Ja, Kirche ohne Orgel geht gar nicht. Es fehlt das Mystische. Der Atem. Zugleich sind Orgeln so komplexe Konstruktionen, als habe der liebe Gott persönlich den letzten Feinschliff besorgt. Orgeln in Konzertsälen, oftmals mit viel Schnickschnack und Turbolader aufgemotzt, wirken dagegen wie seltsame Zwitter, großartig gebaut, doch von der Spedition am falschen Ort abgeliefert. Fast jede Konzertorgel der Neuzeit ähnelt einem Formel-1-Lotus, der immer nur im Windkanal getestet wird. Orgeln brauchen Hall, brauchen Atmosphäre, brauchen Kirchensäulen, um die herum ihr Klang fließt, brauchen den singend antwortenden Menschen. Orgelklang ist ja auch Einladung zum Dialog, nicht nur Beschallung von höherer Warte.

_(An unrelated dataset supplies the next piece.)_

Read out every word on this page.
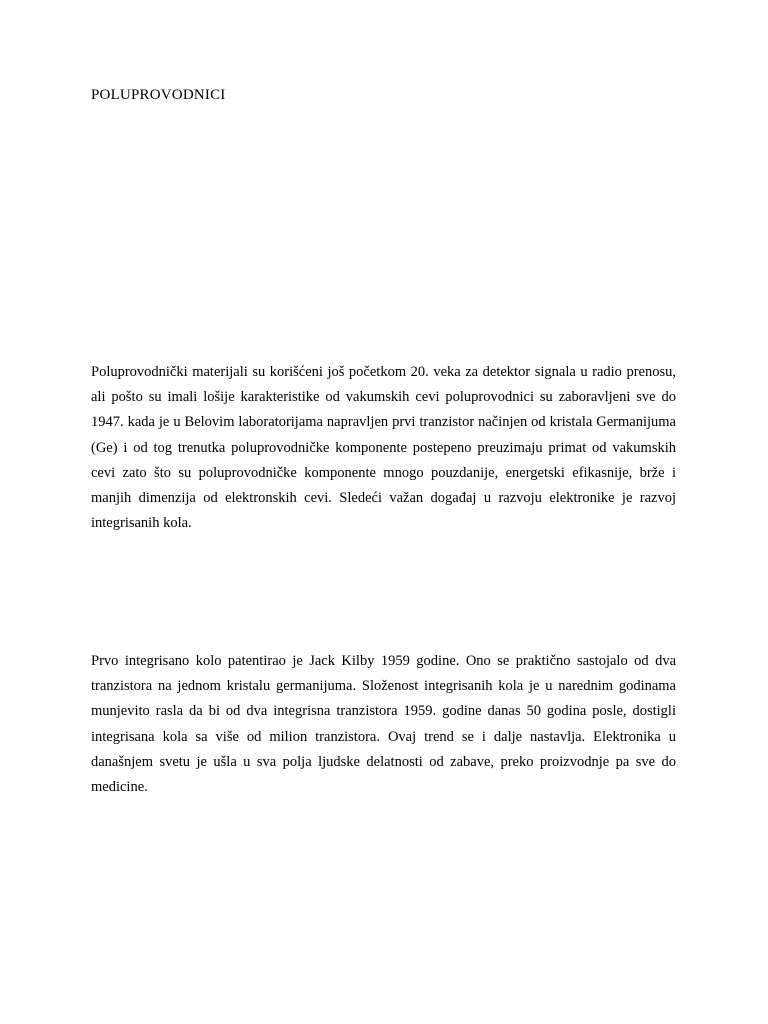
POLUPROVODNICI

Poluprovodnički materijali su korišćeni još početkom 20. veka za detektor signala u radio prenosu, ali pošto su imali lošije karakteristike od vakumskih cevi poluprovodnici su zaboravljeni sve do 1947. kada je u Belovim laboratorijama napravljen prvi tranzistor načinjen od kristala Germanijuma (Ge) i od tog trenutka poluprovodničke komponente postepeno preuzimaju primat od vakumskih cevi zato što su poluprovodničke komponente mnogo pouzdanije, energetski efikasnije, brže i manjih dimenzija od elektronskih cevi. Sledeći važan događaj u razvoju elektronike je razvoj integrisanih kola.

Prvo integrisano kolo patentirao je Jack Kilby 1959 godine. Ono se praktično sastojalo od dva tranzistora na jednom kristalu germanijuma. Složenost integrisanih kola je u narednim godinama munjevito rasla da bi od dva integrisna tranzistora 1959. godine danas 50 godina posle, dostigli integrisana kola sa više od milion tranzistora. Ovaj trend se i dalje nastavlja. Elektronika u današnjem svetu je ušla u sva polja ljudske delatnosti od zabave, preko proizvodnje pa sve do medicine.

Es gibt Urlauber, die ihre Frankreich-Reise so planen, dass sie durch Rouen fahren, um in Saint-Ouen ein Konzert zu erleben. Wer diese Orgel lieber daheim hören möchte, kann sich die Einspielung der Orgelwerke von Marcel Dupré und Charles-Marie Widor mit dem Organisten Ben van Oosten zulegen (beim Label Dabringhaus und Grimm). Selbst hier, in seinem Wohnzimmer, erlebt der Hörer dieses Phänomen, dass er mit der ersten Sekunde Klang eine andere, eine schönere, eine erhabenere Welt betritt. Und dann hört, wie die Musik gleichsam von selbst zu atmen beginnt.